Com a austeridade exigida pelos banqueiros da UE e FMI o povo português - que fez uma Revolução dos Cravos livrando-se de uma ditadura que esmagava países colonizados e a sua própria população empobrecida, elevou a produção, criou empregos, atraiu os que haviam emigrado para sobreviverem, desenvolveu a saúde e o ensino públicos - foi traído por políticos que se diziam democratas (o filme "Fora Temer"?) mas na verdade eram submissos aos gananciosos do ouro, contrários à humanização da sociedade. O país viu-se diante do desemprego, os jovens emigraram deixando suas casas e seus idosos tomando conta de animais e cultivos; viu a produção nacional passar para mãos estrangeiras; os eucaliptos substituiram os carvalhos tradicionais e os pastos de grandes rebanhos de antes, por ser mais fácil vender para as grandes indústrias de papel de paises mais ricos; as aldeias históricas foram transformadas em atração para turistas e, assim, a vida rural portuguesa passou a ser cenário da indústria multinacional do turismo que é predadora e incapaz de manter a limpeza dos campos que no verão secam.
O fogo queima o restolho, as ervas, as árvores, a produção agrícola, os animais doméstico e o gado, mata os idosos sem forças para manter a pequena produção, e anima os doentes mentais que anseiam por atividades que reunam o povo como em festas.
Os bombeiros dão a vida, acompanhados pelos administradores dos serviços locais que não receberam o apoio financeiro para prevenir os incêndios, e os populares que tentam salvar pessoas e propriedades ou cultivos. Mas o vento empurra o fogo para todos os lados, como os donos do império capitalista fazem com os equipamentos militares que despejam bombas sobre populações indefesas.

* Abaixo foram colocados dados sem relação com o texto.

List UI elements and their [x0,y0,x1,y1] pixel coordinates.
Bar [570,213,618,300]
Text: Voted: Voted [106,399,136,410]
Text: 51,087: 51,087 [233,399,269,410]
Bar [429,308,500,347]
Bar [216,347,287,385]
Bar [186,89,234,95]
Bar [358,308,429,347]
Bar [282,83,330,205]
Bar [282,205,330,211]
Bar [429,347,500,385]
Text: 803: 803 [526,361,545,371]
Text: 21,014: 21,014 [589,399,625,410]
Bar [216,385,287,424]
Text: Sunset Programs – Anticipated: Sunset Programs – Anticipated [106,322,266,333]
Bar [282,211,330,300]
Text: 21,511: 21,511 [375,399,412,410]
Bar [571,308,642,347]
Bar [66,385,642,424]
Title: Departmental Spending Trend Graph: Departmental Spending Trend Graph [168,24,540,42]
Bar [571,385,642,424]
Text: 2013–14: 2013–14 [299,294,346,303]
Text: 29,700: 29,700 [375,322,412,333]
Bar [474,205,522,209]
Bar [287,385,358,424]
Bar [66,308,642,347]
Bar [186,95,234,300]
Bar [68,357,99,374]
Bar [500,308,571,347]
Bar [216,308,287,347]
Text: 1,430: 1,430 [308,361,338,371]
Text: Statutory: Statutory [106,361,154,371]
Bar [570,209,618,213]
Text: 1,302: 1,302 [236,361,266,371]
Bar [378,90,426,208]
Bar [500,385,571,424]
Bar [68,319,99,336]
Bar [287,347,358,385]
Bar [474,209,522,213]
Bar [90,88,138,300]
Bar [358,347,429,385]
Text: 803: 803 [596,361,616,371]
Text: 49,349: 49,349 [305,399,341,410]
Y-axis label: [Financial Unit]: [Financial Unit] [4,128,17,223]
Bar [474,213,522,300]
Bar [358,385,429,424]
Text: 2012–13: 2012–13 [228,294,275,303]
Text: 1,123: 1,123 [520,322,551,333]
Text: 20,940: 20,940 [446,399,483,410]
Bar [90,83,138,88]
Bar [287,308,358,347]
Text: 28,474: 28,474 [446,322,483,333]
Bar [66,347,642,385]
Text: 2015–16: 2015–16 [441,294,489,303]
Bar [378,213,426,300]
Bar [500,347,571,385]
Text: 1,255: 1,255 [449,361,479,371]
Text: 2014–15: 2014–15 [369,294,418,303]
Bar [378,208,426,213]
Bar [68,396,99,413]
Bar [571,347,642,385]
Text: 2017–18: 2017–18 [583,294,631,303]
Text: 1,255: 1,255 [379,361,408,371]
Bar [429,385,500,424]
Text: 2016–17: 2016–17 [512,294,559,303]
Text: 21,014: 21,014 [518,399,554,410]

Ao mesmo tempo milhares de fugitivos das guerras no Oriente Médio e Norte da África morrem afogados no mar Mediterrâneo ou no percurso a pé pelas fronteiras europeias em busca de ajuda pelos governos que mandaram a OTAN destruir os seus países.
O mundo hoje enfrenta um terrivel impasse:
Acumulação do ouro ou uma sociedade humanizada.
Os povos sabem que para terem casas precisam construí-las e para comerem precisam cultivar e criar. Organizam-se com os vizinhos, ensinam as crianças a manterem o arranjo doméstico e a limpeza. Os que administram os serviços públicos zelam pelo abastecimento, pela segurança, pelo transporte, pelos cuidados de saúde e educação. O dinheiro penas serve para facilitar os cálculos do valor das coisas - produtos e trabalhos. É secundário diante da vontade e da inteligência humana.
O que será preciso acumular é a vontade de ajudar, a solidariedade, as boas idéias para resolver problemas e encaminhar soluções melhores. Só um povo autonomo e patriota, de um país independente e soberano, poderá vencer e criar a Justiça para assegurar um futuro humanizado.
*Zillah Branco - Cientista social, consultora do Cebrapaz. Tem experiência de vida e trabalho no Brasil, Chile, Portugal e Cabo Verde.